Laut Meldungen der ukrainischen Nachrichtenagentur Ukrinform wie auch der russischen Itar-Tass und Reuters setzten beide Seiten gestern Kriegsgerät ein, schossen und töteten weiter - Wohnviertel blieben nach Angaben aus Kreisen der Volkswehren nicht verschont.

Dass die Kämpfe in den nächsten Tagen abflauen, ist aber nicht ausgeschlossen, da die Politik angesichts des Nato-Gipfels ein gewisses Momentum hat und sich auch Moskau als politischer Vermittler eingeschaltet hat (vgl. den Sieben-Punkte-Plan Putins), wozu die Gespräche zwischen Poroschenko und Putin eine Vorlage gegeben haben. Der Europarat begrüßte laut Ria Nowosti die Vorschläge Putins, mit der Hoffnung, dass sie zu "etwas führen".

In der Abgrenzung dazu machte allerdings Jazenjuk unmissverständlich klar, wie seiner Auffassung nach die Ukraine sich politisch und wirtschaftlich erholen könne (Ukrainischer Ministerpräsident will Mauer an der Grenze zu Russland): die Ukraine definiert sich nach der Freund-Feind-Politarchitektur des Kiewer Ministerpräsidenten in einer klaren Konfrontation zum "Aggressor Russland". Dreh-und Angelpunkte seiner Konstruktion der Ukraine sind die beiden Bündnisse Nato und EU. Jazenjuk will die gesetzgeberischen Bestrebungen Kiews zum Anschluss an die Nato vorantreiben. Zunächst soll der blockfreie Status aufgehoben werden (Kiewer Führung drängt auf Nato-Mitgliedschaft).

Vom russischen Außenminister Lawrow erfolgte nun die Entgegnung auf diese Pläne. Die Bestrebung aus Kiew, den blockfreien Status zu ändern, um sich der Nato anzuschließen, würden sämtliche Bemühungen um einen Dialog mit dem Ziel, die nationale Sicherheit zu festigen, vereiteln, wird Lawrow zitiert.

Laut Itar-Tass äußerte Lawrow, dass einseitige Veränderungen der Abmachungen, die im Nato-Russland-Rat beschlossen wurden und in der Grundakte von 1997 festgeschreiben wurden, "praktisch und legal nicht korrekt" seien und letztlich nur mit einer Aufkündigung der Grundakte unternommen werden können.

Geht es nach Informationen und Interpretationen der FAZ, so ist die Grundakte lediglich eine Absichtserklärung.
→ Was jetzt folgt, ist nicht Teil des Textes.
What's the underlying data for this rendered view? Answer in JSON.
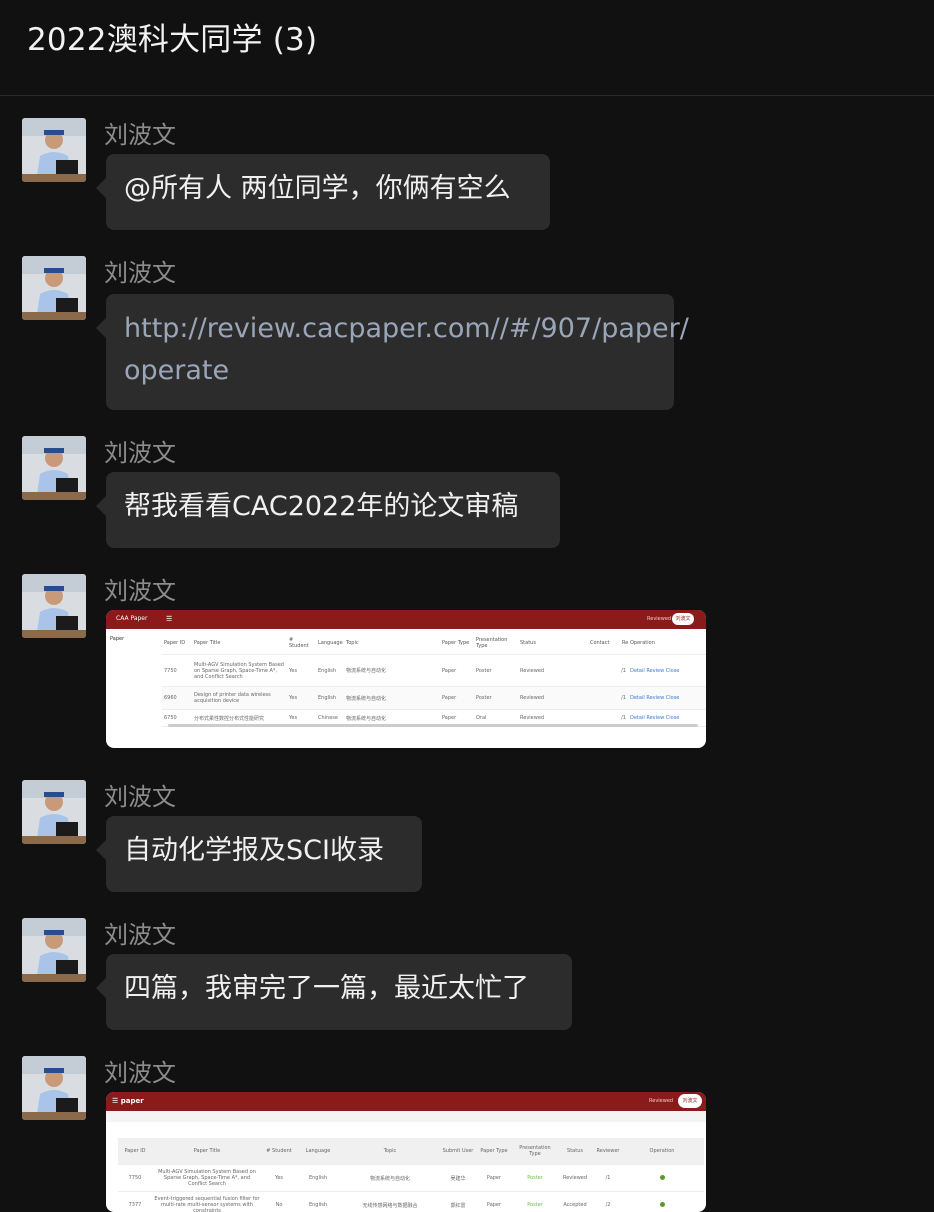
{
  "chat": {
    "title": "2022澳科大同学 (3)"
  },
  "messages": [
    {
      "sender": "刘波文",
      "type": "text",
      "text": "@所有人 两位同学，你俩有空么"
    },
    {
      "sender": "刘波文",
      "type": "link",
      "line1": "http://review.cacpaper.com//#/907/paper/",
      "line2": "operate"
    },
    {
      "sender": "刘波文",
      "type": "text",
      "text": "帮我看看CAC2022年的论文审稿"
    },
    {
      "sender": "刘波文",
      "type": "image"
    },
    {
      "sender": "刘波文",
      "type": "text",
      "text": "自动化学报及SCI收录"
    },
    {
      "sender": "刘波文",
      "type": "text",
      "text": "四篇，我审完了一篇，最近太忙了"
    },
    {
      "sender": "刘波文",
      "type": "image"
    }
  ],
  "shot1": {
    "brand": "CAA Paper",
    "reviewed": "Reviewed",
    "user": "刘波文",
    "side": "Paper",
    "headers": [
      "Paper ID",
      "Paper Title",
      "# Student",
      "Language",
      "Topic",
      "Paper Type",
      "Presentation Type",
      "Status",
      "Contact",
      "Re",
      "Operation"
    ],
    "rows": [
      [
        "7750",
        "Multi-AGV Simulation System Based on Sparse Graph, Space-Time A*, and Conflict Search",
        "Yes",
        "English",
        "物流系统与自动化",
        "Paper",
        "Poster",
        "Reviewed",
        "/1"
      ],
      [
        "6960",
        "Design of printer data wireless acquisition device",
        "Yes",
        "English",
        "物流系统与自动化",
        "Paper",
        "Poster",
        "Reviewed",
        "/1"
      ],
      [
        "6750",
        "分布式柔性数控分布式性能研究",
        "Yes",
        "Chinese",
        "物流系统与自动化",
        "Paper",
        "Oral",
        "Reviewed",
        "/1"
      ]
    ],
    "ops": [
      "Detail",
      "Review",
      "Close"
    ]
  },
  "shot2": {
    "brand": "paper",
    "reviewed": "Reviewed",
    "user": "刘波文",
    "headers": [
      "Paper ID",
      "Paper Title",
      "# Student",
      "Language",
      "Topic",
      "Submit User",
      "Paper Type",
      "Presentation Type",
      "Status",
      "Reviewer",
      "Operation"
    ],
    "rows": [
      [
        "7750",
        "Multi-AGV Simulation System Based on Sparse Graph, Space-Time A*, and Conflict Search",
        "Yes",
        "English",
        "物流系统与自动化",
        "吴建华",
        "Paper",
        "Poster",
        "Reviewed",
        "/1"
      ],
      [
        "7377",
        "Event-triggered sequential fusion filter for multi-rate multi-sensor systems with constraints",
        "No",
        "English",
        "无线传感网络与数据融合",
        "郭红雷",
        "Paper",
        "Poster",
        "Accepted",
        "/2"
      ]
    ]
  }
}
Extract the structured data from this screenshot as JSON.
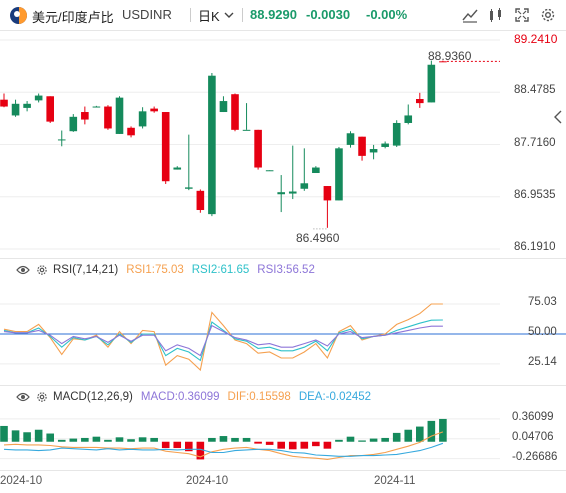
{
  "header": {
    "symbol_name": "美元/印度卢比",
    "symbol_code": "USDINR",
    "period": "日K",
    "last_price": "88.9290",
    "change": "-0.0030",
    "change_pct": "-0.00%"
  },
  "colors": {
    "up": "#158a5c",
    "down": "#e60012",
    "rsi1": "#f5a04f",
    "rsi2": "#2ec1c9",
    "rsi3": "#8d75d8",
    "macd_line": "#f5a04f",
    "dea_line": "#36a9de",
    "grid": "#eeeeee",
    "ref_line": "#2b6fd6"
  },
  "chart_data": [
    {
      "type": "candlestick",
      "title": "USDINR 日K",
      "y_ticks": [
        "89.2410",
        "88.4785",
        "87.7160",
        "86.9535",
        "86.1910"
      ],
      "ylim": [
        86.191,
        89.241
      ],
      "price_tag": "89.2410",
      "annotations": {
        "high": "88.9360",
        "low": "86.4960"
      },
      "candles": [
        {
          "o": 88.37,
          "h": 88.46,
          "l": 88.26,
          "c": 88.27
        },
        {
          "o": 88.14,
          "h": 88.37,
          "l": 88.12,
          "c": 88.31
        },
        {
          "o": 88.25,
          "h": 88.35,
          "l": 88.2,
          "c": 88.31
        },
        {
          "o": 88.36,
          "h": 88.46,
          "l": 88.33,
          "c": 88.43
        },
        {
          "o": 88.42,
          "h": 88.42,
          "l": 88.03,
          "c": 88.05
        },
        {
          "o": 87.79,
          "h": 87.92,
          "l": 87.69,
          "c": 87.79
        },
        {
          "o": 87.91,
          "h": 88.16,
          "l": 87.9,
          "c": 88.12
        },
        {
          "o": 88.19,
          "h": 88.27,
          "l": 88.01,
          "c": 88.08
        },
        {
          "o": 88.26,
          "h": 88.28,
          "l": 88.26,
          "c": 88.27
        },
        {
          "o": 88.27,
          "h": 88.29,
          "l": 87.93,
          "c": 87.95
        },
        {
          "o": 87.87,
          "h": 88.42,
          "l": 87.87,
          "c": 88.4
        },
        {
          "o": 87.96,
          "h": 87.98,
          "l": 87.82,
          "c": 87.85
        },
        {
          "o": 87.98,
          "h": 88.26,
          "l": 87.95,
          "c": 88.2
        },
        {
          "o": 88.24,
          "h": 88.27,
          "l": 88.18,
          "c": 88.2
        },
        {
          "o": 88.19,
          "h": 88.19,
          "l": 87.14,
          "c": 87.18
        },
        {
          "o": 87.35,
          "h": 87.4,
          "l": 87.35,
          "c": 87.38
        },
        {
          "o": 87.07,
          "h": 87.86,
          "l": 87.05,
          "c": 87.09
        },
        {
          "o": 87.04,
          "h": 87.06,
          "l": 86.72,
          "c": 86.76
        },
        {
          "o": 86.7,
          "h": 88.76,
          "l": 86.67,
          "c": 88.72
        },
        {
          "o": 88.19,
          "h": 88.42,
          "l": 88.19,
          "c": 88.35
        },
        {
          "o": 88.45,
          "h": 88.46,
          "l": 87.91,
          "c": 87.93
        },
        {
          "o": 87.93,
          "h": 88.32,
          "l": 87.93,
          "c": 87.93
        },
        {
          "o": 87.93,
          "h": 87.93,
          "l": 87.35,
          "c": 87.38
        },
        {
          "o": 87.34,
          "h": 87.34,
          "l": 87.33,
          "c": 87.34
        },
        {
          "o": 86.99,
          "h": 87.27,
          "l": 86.73,
          "c": 87.02
        },
        {
          "o": 87.0,
          "h": 87.7,
          "l": 86.92,
          "c": 87.03
        },
        {
          "o": 87.07,
          "h": 87.66,
          "l": 87.04,
          "c": 87.15
        },
        {
          "o": 87.3,
          "h": 87.4,
          "l": 87.3,
          "c": 87.38
        },
        {
          "o": 87.11,
          "h": 87.11,
          "l": 86.5,
          "c": 86.9
        },
        {
          "o": 86.9,
          "h": 87.68,
          "l": 86.9,
          "c": 87.66
        },
        {
          "o": 87.71,
          "h": 87.91,
          "l": 87.67,
          "c": 87.88
        },
        {
          "o": 87.83,
          "h": 87.83,
          "l": 87.48,
          "c": 87.55
        },
        {
          "o": 87.6,
          "h": 87.71,
          "l": 87.5,
          "c": 87.65
        },
        {
          "o": 87.68,
          "h": 87.76,
          "l": 87.66,
          "c": 87.73
        },
        {
          "o": 87.7,
          "h": 88.07,
          "l": 87.68,
          "c": 88.03
        },
        {
          "o": 88.03,
          "h": 88.3,
          "l": 88.01,
          "c": 88.14
        },
        {
          "o": 88.38,
          "h": 88.47,
          "l": 88.25,
          "c": 88.32
        },
        {
          "o": 88.33,
          "h": 88.94,
          "l": 88.33,
          "c": 88.88
        },
        {
          "o": 88.93,
          "h": 88.94,
          "l": 88.92,
          "c": 88.929
        }
      ]
    },
    {
      "type": "line",
      "title": "RSI(7,14,21)",
      "y_ticks": [
        "75.03",
        "50.00",
        "25.14"
      ],
      "ylim": [
        10,
        95
      ],
      "reference": 50,
      "series": [
        {
          "name": "RSI1:75.03",
          "values": [
            54,
            52,
            52,
            58,
            47,
            33,
            46,
            45,
            49,
            39,
            52,
            42,
            53,
            52,
            24,
            32,
            29,
            20,
            68,
            57,
            45,
            42,
            34,
            35,
            30,
            30,
            35,
            42,
            30,
            52,
            57,
            45,
            48,
            50,
            58,
            62,
            67,
            75,
            75.03
          ]
        },
        {
          "name": "RSI2:61.65",
          "values": [
            53,
            51,
            51,
            55,
            48,
            39,
            47,
            45,
            48,
            41,
            50,
            43,
            50,
            50,
            32,
            38,
            35,
            28,
            60,
            53,
            46,
            44,
            38,
            39,
            36,
            36,
            39,
            44,
            36,
            51,
            54,
            46,
            48,
            49,
            53,
            56,
            59,
            61.5,
            61.65
          ]
        },
        {
          "name": "RSI3:56.52",
          "values": [
            52,
            51,
            51,
            53,
            49,
            42,
            48,
            46,
            48,
            43,
            49,
            44,
            49,
            49,
            36,
            41,
            38,
            32,
            57,
            52,
            47,
            45,
            41,
            42,
            39,
            39,
            42,
            45,
            40,
            50,
            52,
            47,
            48,
            49,
            51,
            53,
            55,
            56.5,
            56.52
          ]
        }
      ]
    },
    {
      "type": "bar",
      "title": "MACD(12,26,9)",
      "y_ticks": [
        "0.36099",
        "0.04706",
        "-0.26686"
      ],
      "ylim": [
        -0.4,
        0.55
      ],
      "series": [
        {
          "name": "MACD:0.36099",
          "values": [
            0.25,
            0.18,
            0.15,
            0.19,
            0.13,
            0.03,
            0.05,
            0.06,
            0.08,
            0.03,
            0.07,
            0.04,
            0.07,
            0.06,
            -0.1,
            -0.1,
            -0.15,
            -0.28,
            0.06,
            0.09,
            0.06,
            0.06,
            -0.03,
            -0.05,
            -0.11,
            -0.12,
            -0.11,
            -0.07,
            -0.11,
            0.03,
            0.08,
            0.02,
            0.05,
            0.06,
            0.14,
            0.19,
            0.24,
            0.33,
            0.36099
          ]
        },
        {
          "name": "DIF:0.15598",
          "values": [
            -0.05,
            -0.04,
            -0.05,
            -0.05,
            -0.06,
            -0.08,
            -0.09,
            -0.09,
            -0.09,
            -0.1,
            -0.1,
            -0.11,
            -0.1,
            -0.1,
            -0.15,
            -0.17,
            -0.19,
            -0.24,
            -0.16,
            -0.12,
            -0.1,
            -0.09,
            -0.12,
            -0.14,
            -0.19,
            -0.23,
            -0.25,
            -0.26,
            -0.28,
            -0.25,
            -0.22,
            -0.22,
            -0.2,
            -0.17,
            -0.12,
            -0.07,
            -0.01,
            0.09,
            0.15598
          ]
        },
        {
          "name": "DEA:-0.02452",
          "values": [
            -0.12,
            -0.13,
            -0.13,
            -0.14,
            -0.13,
            -0.1,
            -0.11,
            -0.12,
            -0.13,
            -0.11,
            -0.13,
            -0.12,
            -0.13,
            -0.13,
            -0.12,
            -0.13,
            -0.12,
            -0.12,
            -0.17,
            -0.17,
            -0.14,
            -0.13,
            -0.12,
            -0.12,
            -0.14,
            -0.17,
            -0.18,
            -0.21,
            -0.22,
            -0.23,
            -0.23,
            -0.22,
            -0.22,
            -0.21,
            -0.2,
            -0.17,
            -0.14,
            -0.09,
            -0.02452
          ]
        }
      ]
    }
  ],
  "x_labels": [
    "2024-10",
    "2024-10",
    "2024-11"
  ]
}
Was wohl so zu verstehen ist, dass sich die Akteure auf Nato-Seite nicht weiter an ein gemeinsames Abkommen halten, das immerhin eine Basis für Verständigung bietet und einen Rahmen für eine Konfliktlösung bereitstellt, sondern lieber den Konfrontationskurs wählen sollen?

In der Bundesregierung gibt es laut der Zeitung andere Signale:

Bundeskanzlerin Angela Merkel hat deutlich gemacht, dass die Nato aus ihrer Sicht nichts unternehmen solle, was diesem Text widerspricht; der SPD-Vorsitzende Sigmar Gabriel wandte sich sogar gegen eine Kündigung des Vertrags, obwohl darüber im Bündnis bisher nicht ernsthaft diskutiert wird.